Nel frattempo, dopo il downgrade già ricevuto da Fitch, ieri è stato il turno di Moody’s nel pronunciarsi nell’enorme perdita sul trading accusata da Jp Morgan (che però non ha fatto scattare alcun declassamento immediato). Secondo gli esperti di Moody’s, la perdita è negativa per il rischio-credito degli obbligazionisti della banca ed evidenzia i rischi che devono affrontare le banche d’investimento globali, come si legge nel report settimanale sul credito pubblicato dall’agenzia di rating. «Questa spiacevole sorpresa da parte di una delle banche meglio gestite ancora una volta sottolinea l’opacità dei rischi delle banche d’investimento globali, come anche la difficoltà di controllare questi rischi», si legge nel report. L’accaduto, prosegue la nota, «mostra anche la difficoltà nel raggiungere rendimenti accettabili in un prolungato periodo di bassi tassi d’interesse e i rischi che ne possono nascere».

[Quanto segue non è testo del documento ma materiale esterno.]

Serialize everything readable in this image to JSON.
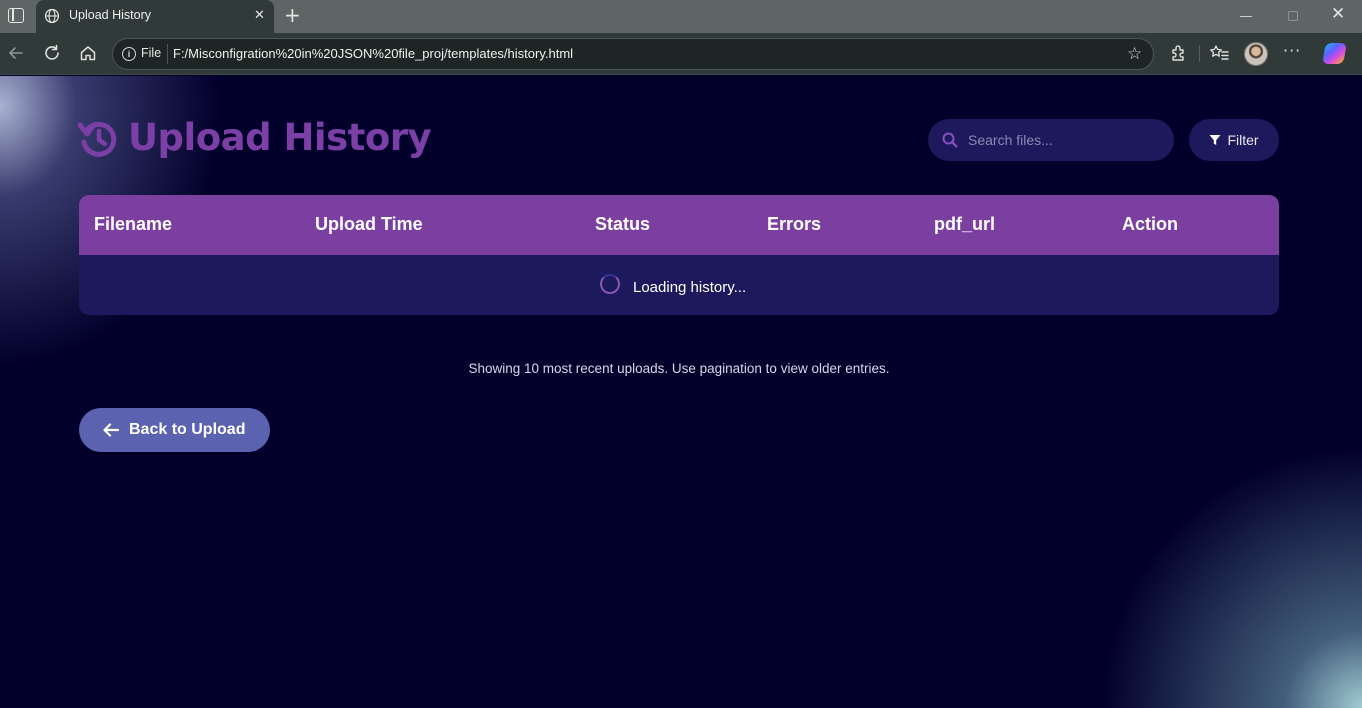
{
  "browser": {
    "tab_title": "Upload History",
    "address_label": "File",
    "url": "F:/Misconfigration%20in%20JSON%20file_proj/templates/history.html"
  },
  "header": {
    "title": "Upload History",
    "search_placeholder": "Search files...",
    "filter_label": "Filter"
  },
  "table": {
    "columns": [
      "Filename",
      "Upload Time",
      "Status",
      "Errors",
      "pdf_url",
      "Action"
    ],
    "loading_text": "Loading history..."
  },
  "footnote": "Showing 10 most recent uploads. Use pagination to view older entries.",
  "back_button": "Back to Upload",
  "colors": {
    "page_bg": "#02002b",
    "accent_purple": "#7b3fa0",
    "table_body": "#1c1a5c",
    "back_button": "#5b63b0"
  }
}
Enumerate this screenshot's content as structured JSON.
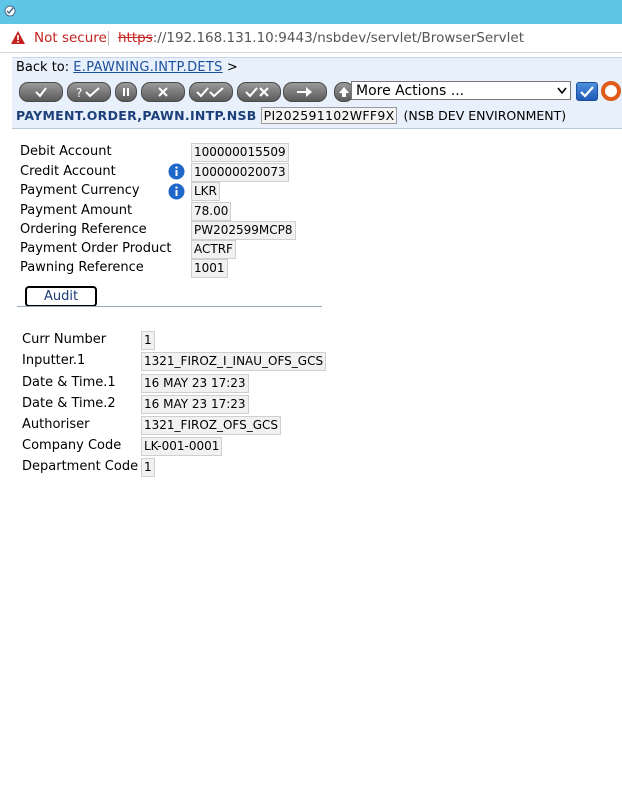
{
  "browser": {
    "security_label": "Not secure",
    "url_protocol": "https",
    "url_rest": "://192.168.131.10:9443/nsbdev/servlet/BrowserServlet"
  },
  "header": {
    "back_to_label": "Back to:",
    "back_to_link": "E.PAWNING.INTP.DETS",
    "back_to_arrow": ">",
    "more_actions": "More Actions ...",
    "application": "PAYMENT.ORDER,PAWN.INTP.NSB",
    "record_id": "PI202591102WFF9X",
    "environment": "(NSB DEV ENVIRONMENT)"
  },
  "toolbar_icons": [
    "commit-icon",
    "validate-icon",
    "hold-icon",
    "delete-icon",
    "authorise-icon",
    "reverse-icon",
    "next-icon",
    "upload-icon"
  ],
  "fields": [
    {
      "label": "Debit Account",
      "value": "100000015509",
      "info": false
    },
    {
      "label": "Credit Account",
      "value": "100000020073",
      "info": true
    },
    {
      "label": "Payment Currency",
      "value": "LKR",
      "info": true
    },
    {
      "label": "Payment Amount",
      "value": "78.00",
      "info": false
    },
    {
      "label": "Ordering Reference",
      "value": "PW202599MCP8",
      "info": false
    },
    {
      "label": "Payment Order Product",
      "value": "ACTRF",
      "info": false
    },
    {
      "label": "Pawning Reference",
      "value": "1001",
      "info": false
    }
  ],
  "tabs": {
    "audit": "Audit"
  },
  "audit": [
    {
      "label": "Curr Number",
      "value": "1"
    },
    {
      "label": "Inputter.1",
      "value": "1321_FIROZ_I_INAU_OFS_GCS"
    },
    {
      "label": "Date & Time.1",
      "value": "16 MAY 23 17:23"
    },
    {
      "label": "Date & Time.2",
      "value": "16 MAY 23 17:23"
    },
    {
      "label": "Authoriser",
      "value": "1321_FIROZ_OFS_GCS"
    },
    {
      "label": "Company Code",
      "value": "LK-001-0001"
    },
    {
      "label": "Department Code",
      "value": "1"
    }
  ]
}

Il rating di Jp Morgan, Aa3, è sotto revisione da parte di Moody’s per un possibile downgrade. Anche se la perdita «non è enormemente significativa» a livello di utili della banca, che è ben posizionata per superare la situazione, l’agenzia sottolinea che «perdite sorprendenti generate da una opaca posizione fuori bilancio, abbinate a un aggiustamento del valore del rischio per il cio da 67 a 129 milioni di dollari nel primo trimestre, sottolineano ancora una volta il velo impenetrabile che copre il vero profilo di rischio dei mercanti globali di derivati o di chi vi fa ricorso, come Jp Morgan».
Nel frattempo, il caso ha riacceso il dibattito politico sulle necessità dei controlli sulla finanza, sulla quale si è speso il presidente Usa Barack Obama. Il portavoce della Casa Bianca Jay Carney ha dichairato ieri che alla luce del caso Jp Morgan è «sorprendente» che «ci siano ancora persone che sostengono che dovremmo abbandonare la riforma su Wall Street». Al contrario, il caso sono la prova del fatto che la riforma vada attuata pienamente: «è essenziale avere queste regole per evitare che i contribuenti restino con il cerino in mano», ha aggiunto Carney.